Workflow Locking and Recovery

nFlow uses a locking mechanism to ensure that workflow instances are processed exclusively by one executor at a time. This is achieved by setting the nflow_workflow.executor_id field at the database level, which prevents other executors from modifying the same workflow instance.

However, if an executor fails (e.g., due to a crash or network issues), the lock must be released to prevent workflow instances from becoming stuck indefinitely. nFlow provides a mechanism called workflow instance recovery to handle such scenarios.

Workflow Instance Recovery and State Persistence

When an executor in an executor group (defined by nflow_executor.executor_group) loses its heartbeat (nflow_executor.active), other executors in the group can recover the locked workflow instances (identified by nflow_workflow.executor_id).

Recovery Process

When recovery occurs:

The nflow_workflow.executor_id is cleared.
The workflow instance becomes eligible for re-execution. This is why it's important to ensure that state implementations are idempotent.
A workflow instance action is generated, which allows you to track recovery events.

Recovery Trigger

By default, recovery is triggered when an executor's heartbeat (nflow_executor.active) is delayed by more than 900 seconds (15 minutes). This interval can be configured using the nflow.executor.timeout.seconds property.

Recovery Check Frequency

Each executor checks for workflow instances eligible for recovery when it updates its heartbeat. By default, this happens every 60 seconds, and can be adjusted using the nflow.executor.keepalive.seconds property.

State Persistence After Recovery

Executors will attempt to persist the state after workflow execution indefinitely, unless the workflow instance has been recovered by another executor. In such cases, the state update from the original executor is ignored, and a warning is logged.
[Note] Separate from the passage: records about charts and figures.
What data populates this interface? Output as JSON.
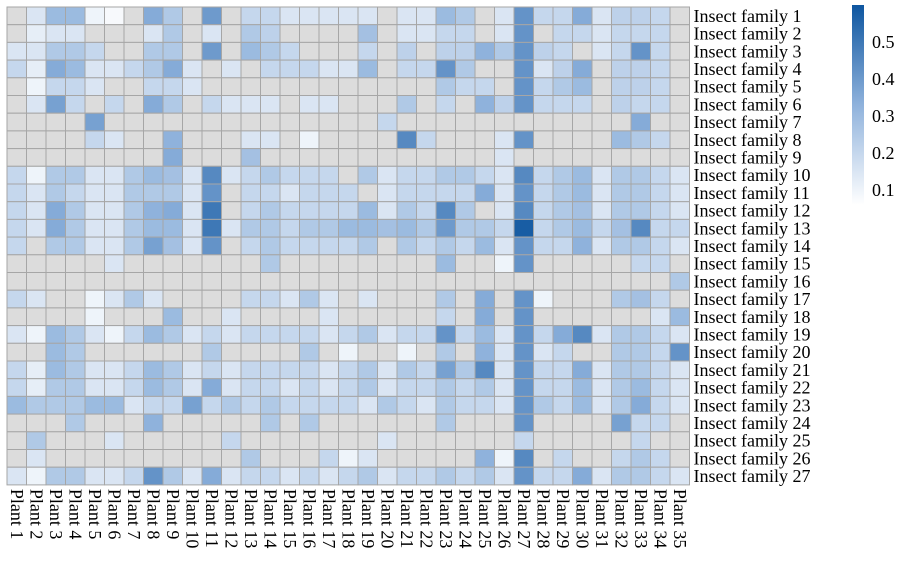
{
  "chart_data": {
    "type": "heatmap",
    "title": "",
    "xlabel": "",
    "ylabel": "",
    "x_categories": [
      "Plant 1",
      "Plant 2",
      "Plant 3",
      "Plant 4",
      "Plant 5",
      "Plant 6",
      "Plant 7",
      "Plant 8",
      "Plant 9",
      "Plant 10",
      "Plant 11",
      "Plant 12",
      "Plant 13",
      "Plant 14",
      "Plant 15",
      "Plant 16",
      "Plant 17",
      "Plant 18",
      "Plant 19",
      "Plant 20",
      "Plant 21",
      "Plant 22",
      "Plant 23",
      "Plant 24",
      "Plant 25",
      "Plant 26",
      "Plant 27",
      "Plant 28",
      "Plant 29",
      "Plant 30",
      "Plant 31",
      "Plant 32",
      "Plant 33",
      "Plant 34",
      "Plant 35"
    ],
    "y_categories": [
      "Insect family 1",
      "Insect family 2",
      "Insect family 3",
      "Insect family 4",
      "Insect family 5",
      "Insect family 6",
      "Insect family 7",
      "Insect family 8",
      "Insect family 9",
      "Insect family 10",
      "Insect family 11",
      "Insect family 12",
      "Insect family 13",
      "Insect family 14",
      "Insect family 15",
      "Insect family 16",
      "Insect family 17",
      "Insect family 18",
      "Insect family 19",
      "Insect family 20",
      "Insect family 21",
      "Insect family 22",
      "Insect family 23",
      "Insect family 24",
      "Insect family 25",
      "Insect family 26",
      "Insect family 27"
    ],
    "values": [
      [
        null,
        0.15,
        0.3,
        0.3,
        0.1,
        0.08,
        null,
        0.35,
        0.25,
        null,
        0.4,
        null,
        0.2,
        0.2,
        0.15,
        0.15,
        0.15,
        0.15,
        0.15,
        null,
        0.15,
        0.15,
        0.3,
        0.25,
        null,
        0.15,
        0.42,
        0.2,
        0.2,
        0.35,
        0.15,
        0.22,
        0.22,
        0.2,
        null
      ],
      [
        null,
        0.12,
        0.15,
        0.15,
        null,
        null,
        null,
        0.15,
        0.25,
        null,
        0.15,
        null,
        0.25,
        0.22,
        null,
        null,
        null,
        null,
        0.28,
        null,
        0.15,
        0.15,
        0.2,
        0.2,
        null,
        0.15,
        0.42,
        null,
        0.2,
        0.2,
        0.15,
        0.2,
        0.2,
        0.2,
        null
      ],
      [
        0.15,
        0.15,
        0.25,
        0.25,
        0.2,
        null,
        null,
        0.25,
        0.25,
        null,
        0.4,
        null,
        0.3,
        0.25,
        0.2,
        null,
        null,
        null,
        0.2,
        null,
        0.22,
        null,
        0.22,
        0.22,
        0.33,
        0.25,
        0.42,
        0.22,
        0.2,
        null,
        0.15,
        0.2,
        0.42,
        0.2,
        null
      ],
      [
        0.2,
        0.12,
        0.35,
        0.3,
        0.15,
        0.15,
        0.2,
        0.25,
        0.35,
        0.15,
        null,
        0.15,
        null,
        0.2,
        0.2,
        0.2,
        0.15,
        0.15,
        0.3,
        null,
        0.2,
        0.2,
        0.42,
        0.25,
        null,
        null,
        0.42,
        0.15,
        0.22,
        0.35,
        null,
        0.22,
        0.22,
        0.2,
        null
      ],
      [
        null,
        0.1,
        0.2,
        0.2,
        0.15,
        null,
        null,
        0.2,
        0.2,
        0.15,
        null,
        null,
        null,
        null,
        null,
        null,
        null,
        null,
        null,
        null,
        null,
        null,
        0.25,
        0.2,
        0.2,
        null,
        0.42,
        0.2,
        0.25,
        0.3,
        null,
        0.22,
        0.22,
        0.2,
        null
      ],
      [
        null,
        0.15,
        0.38,
        0.2,
        null,
        0.2,
        null,
        0.35,
        0.25,
        null,
        0.2,
        0.15,
        0.15,
        0.15,
        null,
        0.15,
        0.15,
        null,
        null,
        null,
        0.25,
        null,
        0.2,
        null,
        0.33,
        0.22,
        0.42,
        0.2,
        0.2,
        0.2,
        null,
        0.22,
        0.2,
        0.2,
        null
      ],
      [
        null,
        null,
        null,
        null,
        0.38,
        null,
        null,
        null,
        null,
        null,
        null,
        null,
        null,
        null,
        null,
        null,
        null,
        null,
        null,
        0.2,
        null,
        null,
        null,
        null,
        null,
        null,
        null,
        null,
        null,
        null,
        null,
        null,
        0.35,
        null,
        null
      ],
      [
        null,
        null,
        null,
        null,
        0.2,
        0.15,
        null,
        null,
        0.33,
        null,
        null,
        null,
        0.15,
        0.15,
        null,
        0.1,
        null,
        null,
        null,
        null,
        0.45,
        0.2,
        null,
        null,
        null,
        0.15,
        0.42,
        null,
        null,
        null,
        null,
        0.3,
        0.25,
        0.2,
        null
      ],
      [
        null,
        null,
        null,
        null,
        null,
        null,
        null,
        null,
        0.35,
        null,
        null,
        null,
        0.28,
        null,
        null,
        null,
        null,
        null,
        null,
        null,
        null,
        null,
        null,
        null,
        null,
        0.15,
        null,
        null,
        null,
        null,
        null,
        null,
        null,
        null,
        null
      ],
      [
        0.2,
        0.1,
        0.25,
        0.25,
        0.15,
        0.15,
        0.25,
        0.3,
        0.28,
        0.15,
        0.45,
        0.15,
        0.2,
        0.25,
        0.2,
        0.2,
        0.2,
        null,
        0.25,
        0.15,
        0.2,
        0.2,
        0.25,
        0.25,
        0.2,
        0.15,
        0.45,
        0.2,
        0.25,
        0.3,
        0.15,
        0.25,
        0.25,
        0.2,
        0.15
      ],
      [
        0.2,
        0.15,
        0.25,
        0.2,
        0.15,
        0.15,
        0.25,
        0.25,
        0.25,
        0.15,
        0.42,
        null,
        0.2,
        0.2,
        0.15,
        0.2,
        0.2,
        0.2,
        null,
        0.15,
        0.2,
        0.2,
        0.2,
        0.2,
        0.35,
        0.15,
        0.42,
        0.2,
        0.25,
        0.3,
        0.15,
        0.25,
        0.25,
        0.2,
        0.15
      ],
      [
        0.2,
        0.15,
        0.35,
        0.25,
        0.15,
        0.15,
        0.25,
        0.33,
        0.35,
        0.15,
        0.5,
        null,
        0.2,
        0.25,
        0.2,
        0.2,
        0.2,
        0.2,
        0.3,
        0.15,
        0.25,
        0.2,
        0.45,
        0.25,
        null,
        0.15,
        0.45,
        0.2,
        0.25,
        0.28,
        0.15,
        0.25,
        0.25,
        0.2,
        0.15
      ],
      [
        0.2,
        0.15,
        0.35,
        0.25,
        0.15,
        0.15,
        0.25,
        0.3,
        0.3,
        0.15,
        0.5,
        0.15,
        0.25,
        0.25,
        0.2,
        0.25,
        0.25,
        0.3,
        0.3,
        0.28,
        0.3,
        0.25,
        0.4,
        0.25,
        0.25,
        0.2,
        0.58,
        0.2,
        0.25,
        0.3,
        0.2,
        0.28,
        0.45,
        0.2,
        0.2
      ],
      [
        0.2,
        null,
        0.25,
        0.25,
        0.15,
        0.15,
        0.25,
        0.38,
        0.28,
        0.15,
        0.42,
        null,
        0.2,
        0.25,
        0.2,
        0.2,
        0.2,
        0.2,
        0.25,
        null,
        0.25,
        0.2,
        0.25,
        0.2,
        0.3,
        0.15,
        0.42,
        0.2,
        0.2,
        0.33,
        0.15,
        0.25,
        0.25,
        0.2,
        0.15
      ],
      [
        null,
        null,
        null,
        null,
        null,
        0.15,
        null,
        null,
        null,
        null,
        null,
        null,
        null,
        0.25,
        null,
        null,
        null,
        null,
        null,
        null,
        null,
        null,
        0.3,
        null,
        null,
        0.1,
        0.42,
        null,
        null,
        null,
        null,
        null,
        0.2,
        0.2,
        null
      ],
      [
        null,
        null,
        null,
        null,
        null,
        null,
        null,
        null,
        null,
        null,
        null,
        null,
        null,
        null,
        null,
        null,
        null,
        null,
        null,
        null,
        null,
        null,
        null,
        null,
        null,
        null,
        null,
        null,
        null,
        null,
        null,
        null,
        null,
        null,
        0.25
      ],
      [
        0.2,
        0.15,
        null,
        null,
        0.1,
        0.15,
        0.25,
        0.15,
        null,
        null,
        null,
        null,
        0.2,
        0.2,
        0.15,
        0.25,
        0.15,
        null,
        0.15,
        null,
        null,
        null,
        0.25,
        null,
        0.35,
        null,
        0.42,
        0.1,
        null,
        null,
        null,
        0.25,
        0.28,
        0.2,
        null
      ],
      [
        null,
        null,
        null,
        null,
        0.1,
        null,
        null,
        null,
        0.3,
        null,
        null,
        0.15,
        null,
        null,
        null,
        null,
        0.15,
        null,
        null,
        null,
        null,
        null,
        0.2,
        null,
        0.35,
        null,
        0.42,
        null,
        null,
        null,
        null,
        null,
        null,
        0.15,
        0.3
      ],
      [
        0.15,
        0.1,
        0.3,
        0.25,
        0.15,
        0.1,
        0.2,
        0.3,
        0.25,
        0.15,
        0.2,
        0.15,
        0.2,
        0.2,
        0.2,
        0.2,
        0.15,
        0.2,
        0.25,
        0.15,
        0.2,
        0.2,
        0.42,
        0.2,
        0.3,
        0.15,
        0.42,
        0.2,
        0.35,
        0.45,
        0.15,
        0.25,
        0.25,
        0.2,
        0.15
      ],
      [
        null,
        null,
        0.3,
        0.25,
        null,
        null,
        null,
        null,
        null,
        null,
        0.25,
        null,
        null,
        null,
        null,
        0.25,
        null,
        0.1,
        null,
        null,
        0.1,
        null,
        0.25,
        null,
        0.33,
        0.15,
        0.42,
        0.15,
        0.2,
        null,
        null,
        0.25,
        0.25,
        0.2,
        0.42
      ],
      [
        0.2,
        0.12,
        0.3,
        0.25,
        0.15,
        0.15,
        0.2,
        0.3,
        0.25,
        0.15,
        0.2,
        0.15,
        0.2,
        0.2,
        0.2,
        0.2,
        0.15,
        0.2,
        0.25,
        0.15,
        0.25,
        0.2,
        0.38,
        0.25,
        0.45,
        0.15,
        0.42,
        0.2,
        0.2,
        0.35,
        0.15,
        0.25,
        0.25,
        0.2,
        0.15
      ],
      [
        0.2,
        0.12,
        0.25,
        0.25,
        0.15,
        0.15,
        0.2,
        0.3,
        0.25,
        0.15,
        0.35,
        0.15,
        0.2,
        0.2,
        0.15,
        0.2,
        0.15,
        0.2,
        0.25,
        0.15,
        0.2,
        0.2,
        0.25,
        0.2,
        0.25,
        0.15,
        0.42,
        0.2,
        0.2,
        0.3,
        0.15,
        0.25,
        0.3,
        0.2,
        0.15
      ],
      [
        0.3,
        0.25,
        0.25,
        0.25,
        0.3,
        0.3,
        0.15,
        0.2,
        0.2,
        0.38,
        0.2,
        0.25,
        0.2,
        0.25,
        0.2,
        0.2,
        0.2,
        0.2,
        0.15,
        0.25,
        0.2,
        0.15,
        0.25,
        0.2,
        0.2,
        0.15,
        0.42,
        0.25,
        0.2,
        0.3,
        0.15,
        0.25,
        0.35,
        0.2,
        0.15
      ],
      [
        null,
        null,
        null,
        0.25,
        null,
        null,
        null,
        0.33,
        null,
        null,
        null,
        null,
        null,
        0.25,
        null,
        0.25,
        null,
        null,
        null,
        null,
        null,
        null,
        0.25,
        null,
        null,
        null,
        0.42,
        null,
        null,
        null,
        null,
        0.38,
        0.2,
        0.2,
        null
      ],
      [
        null,
        0.25,
        null,
        null,
        null,
        0.15,
        null,
        null,
        null,
        null,
        null,
        0.2,
        null,
        null,
        null,
        null,
        null,
        null,
        null,
        0.15,
        null,
        null,
        null,
        null,
        null,
        null,
        0.2,
        null,
        null,
        null,
        null,
        null,
        0.2,
        null,
        null
      ],
      [
        null,
        0.15,
        null,
        null,
        null,
        null,
        null,
        null,
        null,
        null,
        null,
        null,
        0.25,
        null,
        null,
        null,
        0.2,
        0.1,
        0.15,
        null,
        null,
        null,
        null,
        null,
        0.33,
        0.1,
        0.45,
        null,
        0.2,
        null,
        null,
        0.2,
        0.25,
        0.2,
        null
      ],
      [
        0.15,
        0.1,
        0.25,
        0.25,
        0.15,
        0.15,
        0.2,
        0.42,
        0.25,
        0.15,
        0.35,
        0.15,
        0.2,
        0.2,
        0.15,
        0.2,
        0.15,
        0.2,
        0.25,
        0.15,
        0.2,
        0.2,
        0.25,
        0.2,
        0.25,
        0.15,
        0.42,
        0.2,
        0.2,
        0.35,
        0.15,
        0.25,
        0.25,
        0.2,
        0.15
      ]
    ],
    "missing_color": "#dcdcdc",
    "border_color": "#a6a6a6",
    "color_low": "#ffffff",
    "color_high": "#0e56a0",
    "color_range": [
      0.06,
      0.6
    ],
    "colorbar_ticks": [
      "0.1",
      "0.2",
      "0.3",
      "0.4",
      "0.5"
    ],
    "colorbar_tick_values": [
      0.1,
      0.2,
      0.3,
      0.4,
      0.5
    ],
    "legend_position": "right"
  }
}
Example Scenario: Database Unavailability

Single Executor

If the database becomes unavailable, a single executor will continue trying to persist the state indefinitely once the database is available again.
If the executor is restarted during the outage, it is treated as a new executor (with a new ID). The workflow instance will then be recovered according to the configuration mentioned above.

Multiple Executors

If only one executor loses access to the database, other executors will recover its locked workflow instances according to the recovery process.
If all executors lose access to the database, a race condition could occur. There’s no guarantee that the pending state update will complete before recovery. However, it is guaranteed that the workflow instance state will be processed at least once (hence the importance of idempotent state implementations).